– Я буду рожать от твоего Петрова, – заявила мне Марина через месяц, с любопытством глядя на меня утром в поезде. Я знала, разве может на объекте что-то скрыться, и все же то, что она мне сказала, совсем уже меняло все. Я глупо спросила: – Это точно? Он знает? – Еще бы! – усмехнулась она. – И что? – окончательно потерявшись, спросила я. – Ну, как приличные люди поступают в таких случаях? – веселилась Марина, и я опускала голову все ниже.
Я смотрю теперь, как она бесшумно скользит между деревьев, как упруго наклоняется, рассыпаются кудри. Я впала тогда в столбняк, не было лихорадочных мысленных забегов – вот если бы я тогда… а вот если бы он… Мы с Сашей не говорили и не смотрели друг на друга, но однажды я шла в первый дом, он – оттуда, мы встретились на дороге, шел дождь, я была под зонтом, он – без зонтика, без куртки, с рулоном листингов под свитером, мокрый. Мы остановились, взглянули, я увидела осунувшееся мокрое лицо. Я дала ему зонтик, взяла под руку, рукав моей куртки сразу промок. Мы свернули оп тропинке в лес, встали под большую березу. Мы стояли, дождь барабанил сквозь крону, зонт был, как перевернутый фонтан. – Саша, ну, что же это будет? – спросила я, он сжал губы, часто заморгал. – Знаешь, – сказал он, – у меня такое чувство, что все катится куда-то в пропасть, а это только добавляет до кучи.

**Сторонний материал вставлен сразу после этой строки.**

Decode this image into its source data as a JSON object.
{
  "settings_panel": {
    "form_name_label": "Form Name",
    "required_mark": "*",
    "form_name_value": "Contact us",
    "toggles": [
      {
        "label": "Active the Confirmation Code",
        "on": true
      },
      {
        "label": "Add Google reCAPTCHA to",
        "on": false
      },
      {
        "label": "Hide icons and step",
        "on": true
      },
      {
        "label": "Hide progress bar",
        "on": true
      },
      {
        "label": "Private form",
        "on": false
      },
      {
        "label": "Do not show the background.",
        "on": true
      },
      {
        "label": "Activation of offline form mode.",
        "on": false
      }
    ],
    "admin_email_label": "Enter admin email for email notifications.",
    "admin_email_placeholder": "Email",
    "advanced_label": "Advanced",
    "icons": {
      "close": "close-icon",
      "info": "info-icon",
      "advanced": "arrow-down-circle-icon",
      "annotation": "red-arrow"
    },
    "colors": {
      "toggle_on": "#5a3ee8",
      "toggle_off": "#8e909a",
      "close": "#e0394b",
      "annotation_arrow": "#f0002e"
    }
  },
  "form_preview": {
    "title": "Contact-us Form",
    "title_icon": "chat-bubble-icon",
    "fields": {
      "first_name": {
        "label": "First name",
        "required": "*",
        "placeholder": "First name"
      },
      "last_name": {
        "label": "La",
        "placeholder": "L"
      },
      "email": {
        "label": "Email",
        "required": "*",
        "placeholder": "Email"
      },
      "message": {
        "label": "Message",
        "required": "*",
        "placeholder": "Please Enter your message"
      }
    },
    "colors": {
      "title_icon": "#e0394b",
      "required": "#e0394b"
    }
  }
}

Он сказал, что тогда на майские напился, думал – чем хуже, тем лучше, гори все синим огнем. Теперь Марина захотела рожать, и чтобы он женился. Договорились все оформить, через год – разойтись.
– Но снова уперлось в мать! – ожесточенно воскликнул он. – Они так хорошо поладили, мать ест поедом, требует, чтобы было на полном серьезе!
Он никогда раньше не говорил так о маме, я, поежившись, отметила это.
– Марине с ребенком жить будет тоже негде, – продолжал Саша. – Она настроилась поселиться до лучших времен у нас, пудрит матери мозги про чувства, та верит.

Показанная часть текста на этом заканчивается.